Munroe pitched his idea before a live studio audience and a jury of national and local film professionals for The Block, one of the ways Oolite Arts seeks to build a pipeline of local filmmakers. With stories from Hialeah to Westchester and the waters off Coconut Grove, each of the finalists received a cash prize for their film – with a total of $32,000 invested in the documentaries.
“Miami is a city of stories, and winners of The Block are helping to shine a light on them all over our county. We’re delighted to be able to give them the support they need to bring these stories to our screens,” said Dennis Scholl, Oolite Arts’ president and CEO.
All of the finalists will receive access to the Lynn and Louis Wolfson II Florida Moving Image Archive.The top three winners will receive help making their films from the University of Miami School of Communication’s Department of Cinema and Interactive Media. The Lynn and Louis Wolfson II Family Foundation is the lead sponsor for this program.
"By supporting these filmmakers, we're supporting the communities whose stories they're sharing,” said Jason Fitzroy Jeffers, Oolite Arts’ Cinematic Arts program manager. “Homegrown films such as these allow us to understand ourselves and our neighbors across Miami more deeply."
The other winners, and their award amounts, are as follows:
Guadalupe Figueras, for “Isle of Mine” ($8,000)
What is it like to come of age on an island threatened by the effects of climate change?

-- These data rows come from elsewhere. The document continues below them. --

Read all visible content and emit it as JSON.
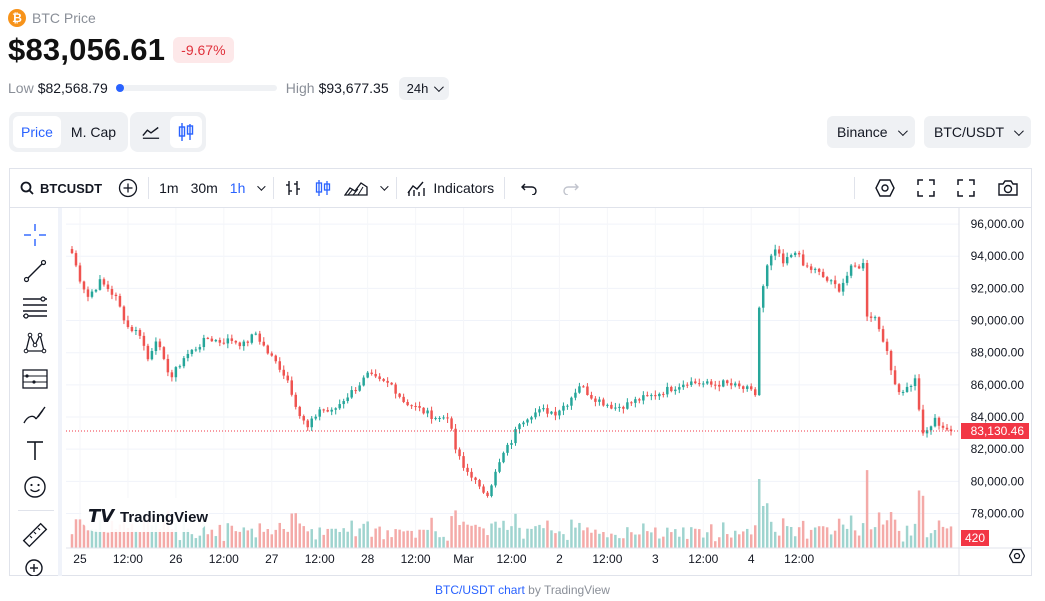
{
  "header": {
    "title": "BTC Price",
    "logo_glyph": "₿",
    "price": "$83,056.61",
    "change": "-9.67%",
    "low_label": "Low",
    "low_value": "$82,568.79",
    "high_label": "High",
    "high_value": "$93,677.35",
    "range_position": 0.0,
    "period": "24h"
  },
  "toggles": {
    "metric": [
      {
        "label": "Price",
        "active": true
      },
      {
        "label": "M. Cap",
        "active": false
      }
    ],
    "chart_types": [
      {
        "icon": "line-chart-icon",
        "active": false
      },
      {
        "icon": "candlestick-icon",
        "active": true
      }
    ]
  },
  "selectors": {
    "exchange": "Binance",
    "pair": "BTC/USDT"
  },
  "toolbar": {
    "symbol": "BTCUSDT",
    "intervals": [
      {
        "label": "1m",
        "active": false
      },
      {
        "label": "30m",
        "active": false
      },
      {
        "label": "1h",
        "active": true
      }
    ],
    "indicators": "Indicators"
  },
  "footer": {
    "link_text": "BTC/USDT chart",
    "suffix": " by TradingView"
  },
  "watermark": "TradingView",
  "colors": {
    "up": "#26a69a",
    "down": "#ef5350",
    "up_vol": "#9fd4cf",
    "down_vol": "#f4aaa8",
    "accent": "#2962ff",
    "last_price": "#f23645"
  },
  "chart_data": {
    "type": "candlestick",
    "symbol": "BTCUSDT",
    "interval": "1h",
    "y_ticks": [
      96000,
      94000,
      92000,
      90000,
      88000,
      86000,
      84000,
      82000,
      80000,
      78000
    ],
    "y_tick_labels": [
      "96,000.00",
      "94,000.00",
      "92,000.00",
      "90,000.00",
      "88,000.00",
      "86,000.00",
      "84,000.00",
      "82,000.00",
      "80,000.00",
      "78,000.00"
    ],
    "ylim": [
      76600,
      97000
    ],
    "x_labels": [
      "25",
      "12:00",
      "26",
      "12:00",
      "27",
      "12:00",
      "28",
      "12:00",
      "Mar",
      "12:00",
      "2",
      "12:00",
      "3",
      "12:00",
      "4",
      "12:00"
    ],
    "last_price": 83130.46,
    "last_price_label": "83,130.46",
    "last_volume_label": "420",
    "anchors": [
      [
        0,
        94200
      ],
      [
        2,
        92600
      ],
      [
        4,
        91500
      ],
      [
        7,
        92400
      ],
      [
        9,
        92000
      ],
      [
        11,
        91400
      ],
      [
        14,
        89600
      ],
      [
        17,
        89200
      ],
      [
        19,
        87600
      ],
      [
        21,
        88900
      ],
      [
        23,
        87400
      ],
      [
        25,
        86500
      ],
      [
        28,
        87700
      ],
      [
        31,
        88300
      ],
      [
        34,
        88900
      ],
      [
        37,
        88700
      ],
      [
        40,
        88800
      ],
      [
        43,
        88500
      ],
      [
        46,
        89200
      ],
      [
        49,
        88000
      ],
      [
        52,
        87100
      ],
      [
        54,
        86300
      ],
      [
        57,
        84100
      ],
      [
        59,
        83300
      ],
      [
        62,
        84500
      ],
      [
        65,
        84300
      ],
      [
        68,
        85100
      ],
      [
        71,
        85800
      ],
      [
        74,
        86600
      ],
      [
        77,
        86200
      ],
      [
        80,
        86000
      ],
      [
        83,
        85000
      ],
      [
        86,
        84600
      ],
      [
        89,
        84200
      ],
      [
        92,
        83900
      ],
      [
        94,
        84100
      ],
      [
        96,
        82000
      ],
      [
        98,
        80800
      ],
      [
        100,
        80400
      ],
      [
        102,
        79500
      ],
      [
        104,
        79300
      ],
      [
        106,
        80500
      ],
      [
        108,
        81700
      ],
      [
        110,
        82500
      ],
      [
        112,
        83700
      ],
      [
        115,
        84200
      ],
      [
        118,
        84400
      ],
      [
        121,
        84300
      ],
      [
        124,
        84900
      ],
      [
        127,
        86000
      ],
      [
        130,
        85300
      ],
      [
        133,
        84900
      ],
      [
        136,
        84600
      ],
      [
        139,
        84800
      ],
      [
        142,
        85100
      ],
      [
        145,
        85300
      ],
      [
        148,
        85600
      ],
      [
        151,
        85900
      ],
      [
        154,
        86200
      ],
      [
        157,
        86100
      ],
      [
        160,
        86000
      ],
      [
        163,
        86100
      ],
      [
        166,
        85900
      ],
      [
        169,
        85700
      ],
      [
        171,
        85400
      ],
      [
        172,
        90800
      ],
      [
        174,
        93300
      ],
      [
        176,
        94400
      ],
      [
        178,
        93500
      ],
      [
        181,
        94400
      ],
      [
        183,
        93400
      ],
      [
        186,
        93100
      ],
      [
        189,
        92500
      ],
      [
        192,
        92000
      ],
      [
        195,
        93200
      ],
      [
        198,
        93500
      ],
      [
        199,
        90400
      ],
      [
        201,
        90200
      ],
      [
        203,
        88900
      ],
      [
        205,
        86900
      ],
      [
        207,
        85600
      ],
      [
        209,
        85800
      ],
      [
        211,
        86300
      ],
      [
        213,
        82800
      ],
      [
        216,
        83800
      ],
      [
        218,
        83400
      ],
      [
        220,
        83130
      ]
    ],
    "volume_note": "volume bars coloured by candle direction"
  }
}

A group of Normandy Isle children explore their own future, by reconstructing an exact replica of their neighborhood on the gaming platform Minecraft. In this virtual world, the children rehearse future scenarios of climate change-induced disasters, in a telling re-enactment of their own trauma following Hurricane Irma. The mixed media documentary “Isle of Mine” will provide a way for them to express their feelings about the future, while imagining other possible solutions and outcomes for their hometown.
Ariana Hernández-Reguant, for “Seminola, Hialeah” ($6,000)
Every two years on a summer Saturday, the descendants of Seminola’s original settlers gather at the Hialeah neighborhood’s central green for Cotson Day, a celebration of community and history. Once a vibrant community of about 2,500 African Americans, the neighborhood has been decimated in recent years. The film will document this history, and follow past and current residents preparing for the big day.
Annik Adey-Babinski, for “Mooring” ($2,000)
For more than 30 years, 500-plus residents have called the mooring field and anchorage off Dinner Key Marina home. After monster storm Irma shredded docks and sank boats in 2017, landlubbing city officials left the community bobbing in disrepair. In “Mooring,” Mike and fellow liveaboards will reflect on the current state of the neighborhood and its storied past, and face the precarious future of their unique community.
Vincent Rives, for “El Afilador” ($2,000)
El Afilador– the knife sharpener – drives around the neighborhood in what appears to be an ice cream truck, complete with its own jingle. Yet a muffled voice blares from the speakerphone, offering the man’s services as a knife sharpener. To those not from the Westchester area, it sounds unusual. Why is this man sharpening knives in his truck? Locals know the man has brought a humble blue collar job from Cuba to the United States, and is, just like everyone else, trying to make a living.
In addition to the five finalists, the following filmmakers earned a special jury mention for their submissions, and will receive $1,000 for their projects: Daniel Rivero, Vanessa Charlot, Nicole Martinez, Alicia Edwards, Nadia Tahoun and Matthew Abad.
The Block is part of Oolite Arts’ new Cinematic Arts Program, which provides training and opportunities for local filmmakers, including a Cinematic Arts Residency which offers funding for filmmakers to make a microbudget narrative film.